An East African Community organisation has initiated a programme of training farmers from member countries on sustainable cage fish farming to increase fish stock in Lake Victoria and protect the Lake from pollution.
The Jinja -Uganda based organization known as Lake Victoria Fisheries Organisation (LVFO) was training fish farmers in Kenya, Uganda, Tanzania and Burundi on the best cage fish farming practices.
Speaking in a Homa Bay hotel during the closing ceremony of a four-day workshop, LVFO Deputy Executive Secretary, Anthony Munyaho explained that the organisation’s objective was to promote cage fish farming in a sustainable manner.
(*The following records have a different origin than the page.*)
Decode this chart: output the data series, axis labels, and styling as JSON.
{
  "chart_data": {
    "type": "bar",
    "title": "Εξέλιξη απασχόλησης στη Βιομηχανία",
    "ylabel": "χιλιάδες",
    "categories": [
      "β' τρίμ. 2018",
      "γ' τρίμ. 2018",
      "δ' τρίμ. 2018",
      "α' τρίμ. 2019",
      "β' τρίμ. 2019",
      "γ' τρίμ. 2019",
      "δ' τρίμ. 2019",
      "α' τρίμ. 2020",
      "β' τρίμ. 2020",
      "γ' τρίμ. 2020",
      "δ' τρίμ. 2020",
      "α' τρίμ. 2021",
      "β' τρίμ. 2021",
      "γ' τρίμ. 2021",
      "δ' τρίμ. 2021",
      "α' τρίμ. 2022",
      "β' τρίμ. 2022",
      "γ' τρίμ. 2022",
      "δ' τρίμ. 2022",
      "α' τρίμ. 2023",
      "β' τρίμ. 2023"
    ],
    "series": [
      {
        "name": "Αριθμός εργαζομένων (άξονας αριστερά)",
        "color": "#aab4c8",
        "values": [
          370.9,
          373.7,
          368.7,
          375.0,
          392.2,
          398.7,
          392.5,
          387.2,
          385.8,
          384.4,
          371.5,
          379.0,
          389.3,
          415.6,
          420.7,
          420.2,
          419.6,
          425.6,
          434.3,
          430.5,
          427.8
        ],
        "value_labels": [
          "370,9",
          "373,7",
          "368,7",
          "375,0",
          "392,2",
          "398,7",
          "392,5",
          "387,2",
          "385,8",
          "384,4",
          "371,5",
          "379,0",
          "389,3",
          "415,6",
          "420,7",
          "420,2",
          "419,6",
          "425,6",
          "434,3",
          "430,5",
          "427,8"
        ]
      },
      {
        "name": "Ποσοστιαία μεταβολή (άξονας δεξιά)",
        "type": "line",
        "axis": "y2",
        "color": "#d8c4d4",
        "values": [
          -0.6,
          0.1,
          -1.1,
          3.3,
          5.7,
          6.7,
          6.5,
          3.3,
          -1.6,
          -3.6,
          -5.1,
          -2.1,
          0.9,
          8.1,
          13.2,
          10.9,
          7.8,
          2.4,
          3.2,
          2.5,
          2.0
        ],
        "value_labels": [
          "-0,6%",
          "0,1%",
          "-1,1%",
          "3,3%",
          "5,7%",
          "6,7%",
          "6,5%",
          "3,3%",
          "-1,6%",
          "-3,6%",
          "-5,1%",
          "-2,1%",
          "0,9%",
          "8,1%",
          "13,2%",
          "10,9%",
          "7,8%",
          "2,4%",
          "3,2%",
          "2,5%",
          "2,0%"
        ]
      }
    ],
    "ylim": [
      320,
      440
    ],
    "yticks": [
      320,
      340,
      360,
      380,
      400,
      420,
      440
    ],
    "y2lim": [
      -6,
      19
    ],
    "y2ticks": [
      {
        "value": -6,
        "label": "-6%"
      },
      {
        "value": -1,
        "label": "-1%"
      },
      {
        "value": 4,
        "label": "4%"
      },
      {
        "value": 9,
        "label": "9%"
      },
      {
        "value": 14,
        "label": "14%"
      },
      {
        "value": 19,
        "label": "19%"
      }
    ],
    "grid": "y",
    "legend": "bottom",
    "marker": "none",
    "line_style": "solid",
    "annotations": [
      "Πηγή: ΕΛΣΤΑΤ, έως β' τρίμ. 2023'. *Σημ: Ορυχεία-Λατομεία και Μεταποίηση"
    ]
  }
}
Munyaho said, “We are training individuals who will then go out there and train other farmers in the area of cage fish farming.”
He pointed out that the quantity of fish in the lake has gone down and thus could not meet the demand for the East African populace.
Speaking at the same function, Kenya Fisheries Service Assistant Director Christine Adhiambo, echoed similar sentiments saying they have been forced to turn to aquaculture in the lake.
She said Kenya had 5300 cages in Lake Victoria and the department was implementing the requisite regulations to protect the Lake from harm.
On his part, Tanzania’s Director of Aquaculture in the Ministry of Fisheries Nazael Madalla, stated that Tanzania had 500 cages in the lake adding his government aimed at improving cage fish farming by establishing a fish feed processing plant.
The training was also attended by Uganda’s Assistant Commissioner in charge of Aquaculture, Alio Andrew and Burundi’s Director of Livestock in the Ministry of Agriculture, Desire Irutimana.